Незванов во всех подробностях передал им разговор с Глаголой и поделился с ними своими сомнениями.
— Может быть, Атласов был не так уж и не прав, когда ввел на Тоболяхе свои деньги? — спросил он, глядя на Кудрина. — Ты же экономист, что ты скажешь по этому поводу?
— Я рад, что вы, в конце концов, поняли это, — ответил тот. — Не может долго длиться положение военного коммунизма, это противоречит самому человеческому естеству. Глагола прав. Конечно, большинству надоела уравниловка, и они ждут перемен.
— Если ты давно понял это, — вспылил Незванов, — то почему молчал до сих пор?
— Ага! — усмехнулся Кудрин и, пародируя грузинский акцент, сказал: — Если товарищ Сталин был не прав, почему вы не поправили товарища Сталина?

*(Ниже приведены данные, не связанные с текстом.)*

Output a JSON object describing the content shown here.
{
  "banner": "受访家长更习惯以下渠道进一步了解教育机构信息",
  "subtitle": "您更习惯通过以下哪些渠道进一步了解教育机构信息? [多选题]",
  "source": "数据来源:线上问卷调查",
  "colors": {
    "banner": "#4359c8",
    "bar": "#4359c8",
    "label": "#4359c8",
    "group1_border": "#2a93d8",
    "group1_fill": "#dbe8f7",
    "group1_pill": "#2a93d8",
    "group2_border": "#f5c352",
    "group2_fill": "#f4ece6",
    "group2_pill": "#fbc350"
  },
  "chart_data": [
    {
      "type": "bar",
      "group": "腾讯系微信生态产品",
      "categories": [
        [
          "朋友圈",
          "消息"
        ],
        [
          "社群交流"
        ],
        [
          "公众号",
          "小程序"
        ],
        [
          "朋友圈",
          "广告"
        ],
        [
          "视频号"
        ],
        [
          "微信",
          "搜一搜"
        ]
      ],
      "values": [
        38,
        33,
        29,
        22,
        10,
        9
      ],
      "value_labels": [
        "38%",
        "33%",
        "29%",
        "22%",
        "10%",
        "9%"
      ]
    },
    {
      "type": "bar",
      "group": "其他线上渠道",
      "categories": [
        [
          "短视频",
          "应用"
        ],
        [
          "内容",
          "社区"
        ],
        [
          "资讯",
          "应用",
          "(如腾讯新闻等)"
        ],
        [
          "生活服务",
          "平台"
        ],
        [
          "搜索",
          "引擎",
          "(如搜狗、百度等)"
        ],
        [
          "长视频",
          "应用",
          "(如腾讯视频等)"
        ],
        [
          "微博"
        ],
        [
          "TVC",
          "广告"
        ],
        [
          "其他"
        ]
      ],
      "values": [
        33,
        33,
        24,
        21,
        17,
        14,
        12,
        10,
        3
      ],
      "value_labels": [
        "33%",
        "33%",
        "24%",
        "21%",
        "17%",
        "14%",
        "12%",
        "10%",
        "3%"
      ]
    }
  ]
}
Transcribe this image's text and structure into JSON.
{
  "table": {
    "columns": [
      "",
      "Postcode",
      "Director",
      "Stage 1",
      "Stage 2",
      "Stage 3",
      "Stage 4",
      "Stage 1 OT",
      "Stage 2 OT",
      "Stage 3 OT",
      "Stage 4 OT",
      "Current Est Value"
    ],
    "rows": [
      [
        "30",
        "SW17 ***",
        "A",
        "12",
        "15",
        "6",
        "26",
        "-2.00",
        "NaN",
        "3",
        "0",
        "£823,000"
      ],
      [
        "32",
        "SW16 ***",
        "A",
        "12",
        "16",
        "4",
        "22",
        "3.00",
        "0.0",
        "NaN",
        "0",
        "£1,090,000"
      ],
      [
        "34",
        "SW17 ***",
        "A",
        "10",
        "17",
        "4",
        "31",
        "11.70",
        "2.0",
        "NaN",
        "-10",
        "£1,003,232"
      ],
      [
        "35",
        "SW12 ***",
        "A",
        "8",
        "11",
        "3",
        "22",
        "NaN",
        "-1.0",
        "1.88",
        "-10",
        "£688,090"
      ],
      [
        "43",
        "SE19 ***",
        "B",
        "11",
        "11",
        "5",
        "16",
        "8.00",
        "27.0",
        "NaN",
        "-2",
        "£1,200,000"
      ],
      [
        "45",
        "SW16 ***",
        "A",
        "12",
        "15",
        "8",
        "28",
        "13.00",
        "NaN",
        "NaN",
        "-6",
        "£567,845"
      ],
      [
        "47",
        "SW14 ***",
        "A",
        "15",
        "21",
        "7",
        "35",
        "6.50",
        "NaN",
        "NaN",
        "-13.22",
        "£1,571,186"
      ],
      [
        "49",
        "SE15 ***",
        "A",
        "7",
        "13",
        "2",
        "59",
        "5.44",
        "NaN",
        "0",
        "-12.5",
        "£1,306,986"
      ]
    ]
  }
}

— Ничего себе! — Незванов даже поперхнулся. — Ты с кем меня сравниваешь? Тоже тирана нашел! Что я, такой же диктатор, по-твоему?
— Ну, может быть, и не такой, — уклончиво ответил экономист, — но к чужому мнению не слишком любите прислушиваться.
И этот туда же, с тягостным чувством подумал Иван Петрович. Неужели настолько пошатнулось его положение, что даже послушный Кудрин, ни разу за все время работы на прииске не сказавший ни слова поперек, вдруг решился поучать его? А и в самом деле, чего ему бояться? Он знает, что работы по специальности больше не будет, завтра он пойдет подсобником на строительство коровника, а еще через месяц-полтора отправится на заготовку сена. И как бы он ни разгневал директора, тот не сможет лишить его положенного рациона. Собственными руками лишив себя и кнута, и пряника, Незванов попал в тупик. Власть зашаталась.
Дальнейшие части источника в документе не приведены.